Andrea Sella devolveu o prêmio Michael Faraday da Royal Society. O cientista atribuiu sua decisão ao que considerou uma falha da instituição: não tomar medidas mais fortes contra Elon Musk, membro da academia científica britânica, por liderar “ataques à ciência dos EUA”.
Sella recebeu o prêmio Faraday de 2014. Ele criticou a entidade por não censurar o fundador da SpaceX pelos cortes de financiamento impostos a importantes instituições americanas e pelos ataques a indivíduos como o médico imunologista Anthony Fauci, ex-diretor do Instituto Nacional de Alergias e Doenças Infecciosas (Niaid, na sigla em inglês).
“Estou horrorizado que a Royal Society tenha permanecido em silêncio”, disse Sella, um químico da UCL (University College London) que ganhou o prêmio Faraday por sua comunicação científica. “Muitos dos meus colegas acadêmicos estão igualmente atônitos com o fracasso da sociedade em sequer discutir o assunto publicamente”, afirmou ao Financial Times.
Em março, a entidade de 365 anos de idade disse que não tomaria nenhuma medida disciplinar contra Musk e que quaisquer julgamentos que emitisse que fossem potencialmente vistos como políticos fariam “mais mal do que bem”.
O químico é o mais recente cientista a criticar a posição da Royal Society. Dorothy Bishop e Andrew Millar deixaram a entidade por esse motivo, e mais de 3.000 cientistas assinaram uma carta criticando a inação da academia.
Sella disse que tomou sua decisão após assistir a uma palestra no final do mês passado do vencedor do prêmio Faraday 2024, o epidemiologista Salim Abdool Karim, que fez campanha contra a desinformação em saúde na África do Sul.
Musk, que nasceu na África do Sul, foi acusado por muitos pesquisadores de permitir que sua empresa de mídia social X (antigo Twitter) se tornasse um fórum para desinformação científica. As regras do código de conduta da Royal Society estabelecem que os membros devem “esforçar-se para defender a reputação da entidade”, acrescentando que comentários feitos em caráter pessoal ainda poderiam ter impacto sobre ela.

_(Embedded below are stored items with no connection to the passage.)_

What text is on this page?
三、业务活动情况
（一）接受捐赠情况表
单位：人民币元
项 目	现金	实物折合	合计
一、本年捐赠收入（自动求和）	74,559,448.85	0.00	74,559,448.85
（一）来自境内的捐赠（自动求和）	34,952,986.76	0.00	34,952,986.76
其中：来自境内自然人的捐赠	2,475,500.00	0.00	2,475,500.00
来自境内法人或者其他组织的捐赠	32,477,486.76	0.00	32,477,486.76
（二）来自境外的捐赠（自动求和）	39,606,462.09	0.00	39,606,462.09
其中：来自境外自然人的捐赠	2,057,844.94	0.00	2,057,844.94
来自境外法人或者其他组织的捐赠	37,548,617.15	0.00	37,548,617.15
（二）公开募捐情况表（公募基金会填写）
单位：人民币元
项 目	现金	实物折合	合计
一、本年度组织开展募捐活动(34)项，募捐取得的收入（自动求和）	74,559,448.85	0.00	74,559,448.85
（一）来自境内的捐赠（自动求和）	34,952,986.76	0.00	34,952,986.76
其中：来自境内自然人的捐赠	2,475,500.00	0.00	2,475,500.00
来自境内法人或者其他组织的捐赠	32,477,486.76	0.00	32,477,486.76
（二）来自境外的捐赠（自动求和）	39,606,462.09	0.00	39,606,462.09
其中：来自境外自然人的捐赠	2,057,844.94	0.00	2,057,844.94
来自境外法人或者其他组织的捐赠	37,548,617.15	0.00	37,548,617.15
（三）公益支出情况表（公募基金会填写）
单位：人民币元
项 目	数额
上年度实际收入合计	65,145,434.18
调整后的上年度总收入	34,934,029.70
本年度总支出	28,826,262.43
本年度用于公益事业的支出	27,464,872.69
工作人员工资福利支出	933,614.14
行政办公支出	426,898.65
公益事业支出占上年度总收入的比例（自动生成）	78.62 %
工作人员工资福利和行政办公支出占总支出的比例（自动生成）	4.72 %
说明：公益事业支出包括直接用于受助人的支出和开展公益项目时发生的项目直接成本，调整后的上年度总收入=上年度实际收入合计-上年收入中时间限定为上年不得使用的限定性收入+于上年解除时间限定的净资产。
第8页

Sella anunciou que devolveria sua medalha Faraday de prata dourada e doaria o valor equivalente ao do prêmio —que hoje é de R$ 18,9 mil—, atualizado pela inflação, para Caprisa, a organização de pesquisa sobre HIV/Aids cofundada por Karim.
“Chega um momento em que todos nós devemos traçar uma linha”, afirmou Sella. “Isso foi elegantemente esclarecido pelo meu sucessor do Faraday… depois de ouvir sua palestra, sinto que esse momento chegou.”
A Royal Society afirmou que “o professor Andrea Sella é um comunicador científico exemplar” e que “lamenta profundamente sua decisão de devolver o prêmio Michael Faraday de 2014.”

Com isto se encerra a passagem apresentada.